The Pakistan Paradox: Instability and Resilience by Christophe Jaffrelot. Oxford University Press, 2015, 670 pp. 

Christopher Jaffrelot has done an excellent job in explaining the “Pakistan paradox,” as he calls it. The author weaves a beautiful socio-historical account of the instability and the resilience in Pakistan. The Pakistan story is not only about instability but is also one of resilience, which is comfortably forgotten or ignored by intellectuals and the public alike. Jaffrelot rightly points out that to really understand Pakistan, we have to lay Pakistan bare and study it from all angles and perimeters. This is to say, we cannot have a clear picture of the Pakistan paradox if our approach is mired by a particular standpoint and hence the need for an independent and neutral research.

Jaffrelot explains the Pakistan paradox by analyzing three contradictions: the equation of Pakistan with Islam and Urdu, the concentration of power, and the role of Islam in the public sphere. The book is divided into three parts, with each part expounding on one of the contradictions mentioned above.
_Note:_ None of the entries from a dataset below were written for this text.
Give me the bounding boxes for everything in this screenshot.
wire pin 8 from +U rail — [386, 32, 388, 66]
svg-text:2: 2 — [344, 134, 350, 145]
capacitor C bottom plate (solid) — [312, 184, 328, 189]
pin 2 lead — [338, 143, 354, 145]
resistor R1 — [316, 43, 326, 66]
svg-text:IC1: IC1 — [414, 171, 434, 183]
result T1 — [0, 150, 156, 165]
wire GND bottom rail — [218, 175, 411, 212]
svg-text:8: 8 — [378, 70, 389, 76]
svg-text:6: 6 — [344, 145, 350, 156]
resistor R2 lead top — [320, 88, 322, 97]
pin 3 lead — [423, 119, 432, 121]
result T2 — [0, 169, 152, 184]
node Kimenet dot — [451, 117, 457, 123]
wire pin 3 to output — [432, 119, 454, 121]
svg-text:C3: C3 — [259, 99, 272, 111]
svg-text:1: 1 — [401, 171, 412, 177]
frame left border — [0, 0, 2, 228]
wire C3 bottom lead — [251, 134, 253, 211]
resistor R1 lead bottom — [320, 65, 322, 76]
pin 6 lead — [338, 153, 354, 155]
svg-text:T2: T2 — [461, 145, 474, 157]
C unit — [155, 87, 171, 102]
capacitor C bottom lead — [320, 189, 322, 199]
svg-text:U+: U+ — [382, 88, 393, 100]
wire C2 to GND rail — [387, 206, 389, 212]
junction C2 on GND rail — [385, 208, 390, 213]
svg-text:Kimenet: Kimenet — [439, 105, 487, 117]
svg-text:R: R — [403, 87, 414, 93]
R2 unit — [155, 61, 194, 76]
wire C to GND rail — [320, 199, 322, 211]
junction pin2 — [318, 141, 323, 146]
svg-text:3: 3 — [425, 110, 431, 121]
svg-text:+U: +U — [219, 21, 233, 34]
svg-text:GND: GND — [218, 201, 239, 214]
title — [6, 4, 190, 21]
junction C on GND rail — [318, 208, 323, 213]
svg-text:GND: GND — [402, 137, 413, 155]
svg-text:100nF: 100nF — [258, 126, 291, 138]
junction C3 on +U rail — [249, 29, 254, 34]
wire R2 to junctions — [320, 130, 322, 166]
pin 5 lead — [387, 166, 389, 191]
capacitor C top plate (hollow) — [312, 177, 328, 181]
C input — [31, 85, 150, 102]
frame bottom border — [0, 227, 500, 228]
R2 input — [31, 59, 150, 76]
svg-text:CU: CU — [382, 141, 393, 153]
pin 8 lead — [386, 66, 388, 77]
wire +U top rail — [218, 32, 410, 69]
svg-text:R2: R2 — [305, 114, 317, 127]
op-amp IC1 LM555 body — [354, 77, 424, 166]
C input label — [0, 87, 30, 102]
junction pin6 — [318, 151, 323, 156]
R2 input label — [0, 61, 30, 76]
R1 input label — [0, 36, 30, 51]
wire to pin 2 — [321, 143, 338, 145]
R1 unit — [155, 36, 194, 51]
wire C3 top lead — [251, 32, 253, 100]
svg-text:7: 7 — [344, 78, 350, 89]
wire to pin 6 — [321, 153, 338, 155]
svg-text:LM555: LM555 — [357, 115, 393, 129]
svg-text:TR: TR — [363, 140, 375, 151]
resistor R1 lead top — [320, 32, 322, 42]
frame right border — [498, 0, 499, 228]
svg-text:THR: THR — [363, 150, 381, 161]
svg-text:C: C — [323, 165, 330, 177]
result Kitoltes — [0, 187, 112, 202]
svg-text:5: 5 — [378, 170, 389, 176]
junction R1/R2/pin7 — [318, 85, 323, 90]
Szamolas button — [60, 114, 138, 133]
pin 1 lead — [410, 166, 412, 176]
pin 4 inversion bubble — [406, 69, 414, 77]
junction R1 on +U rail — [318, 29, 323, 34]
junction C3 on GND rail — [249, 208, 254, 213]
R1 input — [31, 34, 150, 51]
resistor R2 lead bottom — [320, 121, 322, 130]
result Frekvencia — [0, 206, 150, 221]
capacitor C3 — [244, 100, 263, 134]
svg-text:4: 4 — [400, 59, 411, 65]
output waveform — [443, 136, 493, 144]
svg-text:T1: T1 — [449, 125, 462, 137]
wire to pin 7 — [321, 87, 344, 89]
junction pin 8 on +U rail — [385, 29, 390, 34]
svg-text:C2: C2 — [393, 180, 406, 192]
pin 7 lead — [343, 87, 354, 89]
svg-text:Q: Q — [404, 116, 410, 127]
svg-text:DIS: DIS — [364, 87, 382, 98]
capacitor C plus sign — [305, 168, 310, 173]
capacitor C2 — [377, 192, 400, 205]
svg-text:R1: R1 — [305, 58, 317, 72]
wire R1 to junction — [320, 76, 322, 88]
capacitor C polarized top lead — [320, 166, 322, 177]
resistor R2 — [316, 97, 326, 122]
Although these tensions/contradictions have created chronic instability, none have the power to destroy the idea of Pakistan. This resilience is living proof that Pakistan as an idea and an entity has always been caricatured. To grasp the paradox that Pakistan is, Jaffrelot argues that the three contradictions/tensions should be studied together and not separately. The three tensions, “the project for unitary-nation state and provinces with strong ethnic identity, the project of authoritarian political culture and democratic forces and between the competing concepts of Islam” (632), when studied together, present a paradox rather than contradictions. Toward the end, Jaffrelot also touches on external factors in the Pakistan paradox largely based on “Indian threat and American aid” (638–39). The book also shows another aspect of Pakistani policy that has not been dealt with in the detail and seriousness it deserves. Studies about Pakistani policy in relation to India often stop at the impact of the Indian threat on Pakistani foreign policy. However, this book shows that the “Indian threat” has been frequently used by the elite (civilian-military establishment) to garner support and ensure their own survival.

The book is written with much tenacity and presents a very interesting view of Pakistan and its instability problem rather than viewing the country and its issues in an oversimplified and rather incomplete context. The book is a rich socio-historical account of the events and debates on the idea of Pakistan. It is not only unbiased but also rich in insights about the Pakistan story and will be helpful to a student of international relations and Pakistan in particular. The book can also serve as a useful guide to students conducting interdisciplinary research with interest in military history, the political-military nexus, state building, and nation building. Above all, the book is a treat for anyone interested in understanding Pakistan on its own merit and not in conjunction with other factors.

Pfokrelo Kapesa
 Jawaharlal Nehru University

"The views expressed are those of the author(s) and do not reflect the official policy or position of the US government or the Department of Defense."